About 12,000 years ago, a catastrophic flood occurred that would forever change the geological face of western Montana, Idaho, Washington and Oregon. The glacial dam that had formed Glacial Lake Missoula crumbled, sending out torrents of water that would slice through the northwest like a razor.
Glacial Lake Missoula was formed during the Pleistocene Ice Age, which is the most contemporary of the five ice ages that have occurred in Earth's history. The ancient lake was formed when Cordilleran Ice Sheet dammed the Clark Fork River, which trapped water behind the dam to create the lake. This rising water behind the dam destabilized the dam until it finally burst with violent force.

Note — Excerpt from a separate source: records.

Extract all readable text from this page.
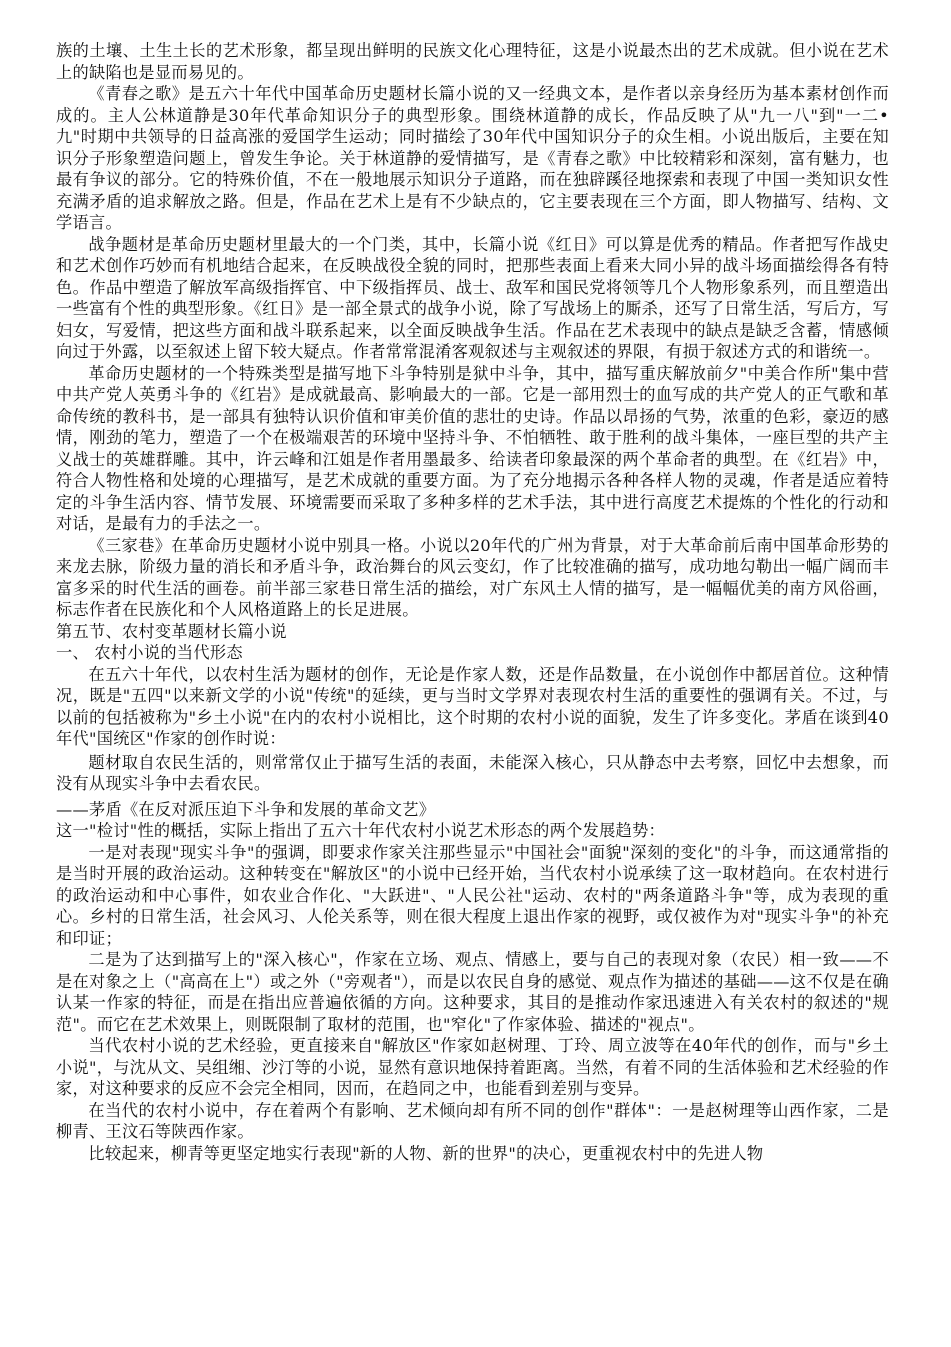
族的土壤、土生土长的艺术形象，都呈现出鲜明的民族文化心理特征，这是小说最杰出的艺术成就。但小说在艺术上的缺陷也是显而易见的。

《青春之歌》是五六十年代中国革命历史题材长篇小说的又一经典文本，是作者以亲身经历为基本素材创作而成的。主人公林道静是30年代革命知识分子的典型形象。围绕林道静的成长，作品反映了从"九一八"到"一二•九"时期中共领导的日益高涨的爱国学生运动；同时描绘了30年代中国知识分子的众生相。小说出版后，主要在知识分子形象塑造问题上，曾发生争论。关于林道静的爱情描写，是《青春之歌》中比较精彩和深刻，富有魅力，也最有争议的部分。它的特殊价值，不在一般地展示知识分子道路，而在独辟蹊径地探索和表现了中国一类知识女性充满矛盾的追求解放之路。但是，作品在艺术上是有不少缺点的，它主要表现在三个方面，即人物描写、结构、文学语言。

战争题材是革命历史题材里最大的一个门类，其中，长篇小说《红日》可以算是优秀的精品。作者把写作战史和艺术创作巧妙而有机地结合起来，在反映战役全貌的同时，把那些表面上看来大同小异的战斗场面描绘得各有特色。作品中塑造了解放军高级指挥官、中下级指挥员、战士、敌军和国民党将领等几个人物形象系列，而且塑造出一些富有个性的典型形象。《红日》是一部全景式的战争小说，除了写战场上的厮杀，还写了日常生活，写后方，写妇女，写爱情，把这些方面和战斗联系起来，以全面反映战争生活。作品在艺术表现中的缺点是缺乏含蓄，情感倾向过于外露，以至叙述上留下较大疑点。作者常常混淆客观叙述与主观叙述的界限，有损于叙述方式的和谐统一。

革命历史题材的一个特殊类型是描写地下斗争特别是狱中斗争，其中，描写重庆解放前夕"中美合作所"集中营中共产党人英勇斗争的《红岩》是成就最高、影响最大的一部。它是一部用烈士的血写成的共产党人的正气歌和革命传统的教科书，是一部具有独特认识价值和审美价值的悲壮的史诗。作品以昂扬的气势，浓重的色彩，豪迈的感情，刚劲的笔力，塑造了一个在极端艰苦的环境中坚持斗争、不怕牺牲、敢于胜利的战斗集体，一座巨型的共产主义战士的英雄群雕。其中，许云峰和江姐是作者用墨最多、给读者印象最深的两个革命者的典型。在《红岩》中，符合人物性格和处境的心理描写，是艺术成就的重要方面。为了充分地揭示各种各样人物的灵魂，作者是适应着特定的斗争生活内容、情节发展、环境需要而采取了多种多样的艺术手法，其中进行高度艺术提炼的个性化的行动和对话，是最有力的手法之一。

《三家巷》在革命历史题材小说中别具一格。小说以20年代的广州为背景，对于大革命前后南中国革命形势的来龙去脉，阶级力量的消长和矛盾斗争，政治舞台的风云变幻，作了比较准确的描写，成功地勾勒出一幅广阔而丰富多采的时代生活的画卷。前半部三家巷日常生活的描绘，对广东风土人情的描写，是一幅幅优美的南方风俗画，标志作者在民族化和个人风格道路上的长足进展。

第五节、农村变革题材长篇小说

一、 农村小说的当代形态

在五六十年代，以农村生活为题材的创作，无论是作家人数，还是作品数量，在小说创作中都居首位。这种情况，既是"五四"以来新文学的小说"传统"的延续，更与当时文学界对表现农村生活的重要性的强调有关。不过，与以前的包括被称为"乡土小说"在内的农村小说相比，这个时期的农村小说的面貌，发生了许多变化。茅盾在谈到40年代"国统区"作家的创作时说：

题材取自农民生活的，则常常仅止于描写生活的表面，未能深入核心，只从静态中去考察，回忆中去想象，而没有从现实斗争中去看农民。

——茅盾《在反对派压迫下斗争和发展的革命文艺》

这一"检讨"性的概括，实际上指出了五六十年代农村小说艺术形态的两个发展趋势：

一是对表现"现实斗争"的强调，即要求作家关注那些显示"中国社会"面貌"深刻的变化"的斗争，而这通常指的是当时开展的政治运动。这种转变在"解放区"的小说中已经开始，当代农村小说承续了这一取材趋向。在农村进行的政治运动和中心事件，如农业合作化、"大跃进"、"人民公社"运动、农村的"两条道路斗争"等，成为表现的重心。乡村的日常生活，社会风习、人伦关系等，则在很大程度上退出作家的视野，或仅被作为对"现实斗争"的补充和印证；

二是为了达到描写上的"深入核心"，作家在立场、观点、情感上，要与自己的表现对象（农民）相一致——不是在对象之上（"高高在上"）或之外（"旁观者"），而是以农民自身的感觉、观点作为描述的基础——这不仅是在确认某一作家的特征，而是在指出应普遍依循的方向。这种要求，其目的是推动作家迅速进入有关农村的叙述的"规范"。而它在艺术效果上，则既限制了取材的范围，也"窄化"了作家体验、描述的"视点"。

当代农村小说的艺术经验，更直接来自"解放区"作家如赵树理、丁玲、周立波等在40年代的创作，而与"乡土小说"，与沈从文、吴组缃、沙汀等的小说，显然有意识地保持着距离。当然，有着不同的生活体验和艺术经验的作家，对这种要求的反应不会完全相同，因而，在趋同之中，也能看到差别与变异。

在当代的农村小说中，存在着两个有影响、艺术倾向却有所不同的创作"群体"：一是赵树理等山西作家，二是柳青、王汶石等陕西作家。

比较起来，柳青等更坚定地实行表现"新的人物、新的世界"的决心，更重视农村中的先进人物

The catastrophic flood waters spread across the northeasterly stretches of America with force equal to the flow of sixty Amazon Rivers. Because the force was so dramatic, Glacial Lake Missoula probably emptied within a week. The flood waters tore away layers of topsoil and bedrock, and even carried mammoth boulders over 500 miles away. The impact of the flood can still be viewed today, particularly in the "scablands" of Washington State, where otherwise pristine land is scarred by ripped away land.
The unique geological landscape had puzzled geologists. It took the pioneering work of J. Harlen Bretz and Joseph T. Pardee to solve the riddle of the unusual formations in the northwest. Their work lead to the theory that the disintegration of Glacial Lake Missoula was the cause of the region's "scablands."